Antoine Robidoux (Original Ottinger painting retouched by Ottinger's son. From Herbert Auerbach collection)
Painting [21.5 cm x 28.5 cm] mounted to an unevenly trimmed mount [25 cm x 30 cm]. Pinholes and light pencil markings and notations along the edges. Very Good. Item #70557
Fur trapper and trader Antoine Robidoux (1794-1860) was of French-Canadian descent. By the early 1830s, he was forming his own trade route along the Spanish intermountain corridor between Santa Fe and the Uinta Basin. Fort Uncompahgre and Fort Uintah were among his forts. After the trapping business began to decline in 1844, Robidoux went on to spend the next decade as an immigrant guide and army interpreter.

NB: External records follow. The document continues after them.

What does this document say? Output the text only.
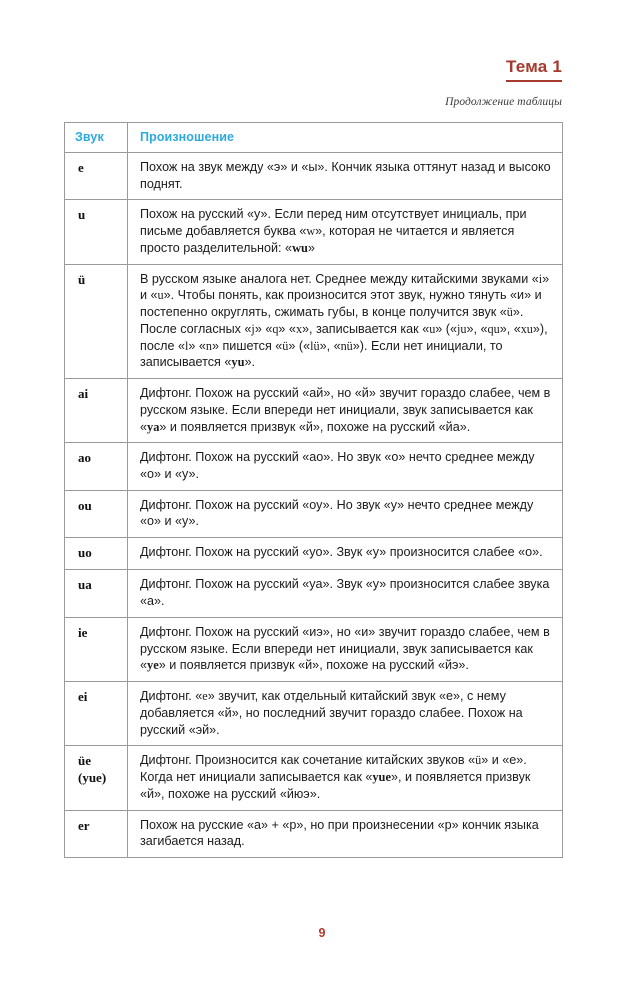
Тема 1
Продолжение таблицы
Звук	Произношение
e	Похож на звук между «э» и «ы». Кончик языка оттянут назад и высоко поднят.
u	Похож на русский «у». Если перед ним отсутствует инициаль, при письме добавляется буква «w», которая не читается и является просто разделительной: «wu»
ü	В русском языке аналога нет. Среднее между китайскими звуками «i» и «u». Чтобы понять, как произносится этот звук, нужно тянуть «и» и постепенно округлять, сжимать губы, в конце получится звук «ü». После согласных «j» «q» «x», записывается как «u» («ju», «qu», «xu»), после «l» «n» пишется «ü» («lü», «nü»). Если нет инициали, то записывается «yu».
ai	Дифтонг. Похож на русский «ай», но «й» звучит гораздо слабее, чем в русском языке. Если впереди нет инициали, звук записывается как «ya» и появляется призвук «й», похоже на русский «йа».
ao	Дифтонг. Похож на русский «ао». Но звук «о» нечто среднее между «о» и «у».
ou	Дифтонг. Похож на русский «оу». Но звук «у» нечто среднее между «о» и «у».
uo	Дифтонг. Похож на русский «уо». Звук «у» произносится слабее «о».
ua	Дифтонг. Похож на русский «уа». Звук «у» произносится слабее звука «а».
ie	Дифтонг. Похож на русский «иэ», но «и» звучит гораздо слабее, чем в русском языке. Если впереди нет инициали, звук записывается как «ye» и появляется призвук «й», похоже на русский «йэ».
ei	Дифтонг. «e» звучит, как отдельный китайский звук «е», с нему добавляется «й», но последний звучит гораздо слабее. Похож на русский «эй».
üe
(yue)	Дифтонг. Произносится как сочетание китайских звуков «ü» и «е». Когда нет инициали записывается как «yue», и появляется призвук «й», похоже на русский «йюэ».
er	Похож на русские «а» + «р», но при произнесении «р» кончик языка загибается назад.
9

George Martin Ottinger (1833-1917) is considered among Utah's most prominent artists. After experiencing a tumultuous childhood and wandering extensively while employed as a young sailor, Ottinger briefly enrolled at the Pennsylvania Academy of Fine Arts in Philadelphia. Shortly thereafter, he moved to Lancaster, Pennsylvania, where he set himself up as a painter of miniatures. In 1861, Ottinger and his mother, both converts to the Church of Jesus Christ of Latter-day Saints, journeyed west by covered wagon to Utah. In Utah, he painted scenery for the Salt Lake Theatre, was involved in the founding and ten-month life of the Deseret Academy of Fine Arts, and continued his previous career as a photo-tinter in partnership with Charles Roscoe Savage, a well known English photographer in the Salt Lake Valley since 1860. In 1881, he helped assemble the Salt Lake Art Association, and in partnership with Alice Merrill Horne, initiated the Alice Art Collection, predecessor of the Utah Art Institute. He was also a member of the University of Deseret faculty through the 1880s and into the '90s. (Information from an edited entry from the "Dictionary of Utah Art" (1980) published in "Artists of Utah" by Robert S. Olpin, William C. Seifrit, and Vern G. Swanson, Gibbs Smith Publisher, 1999).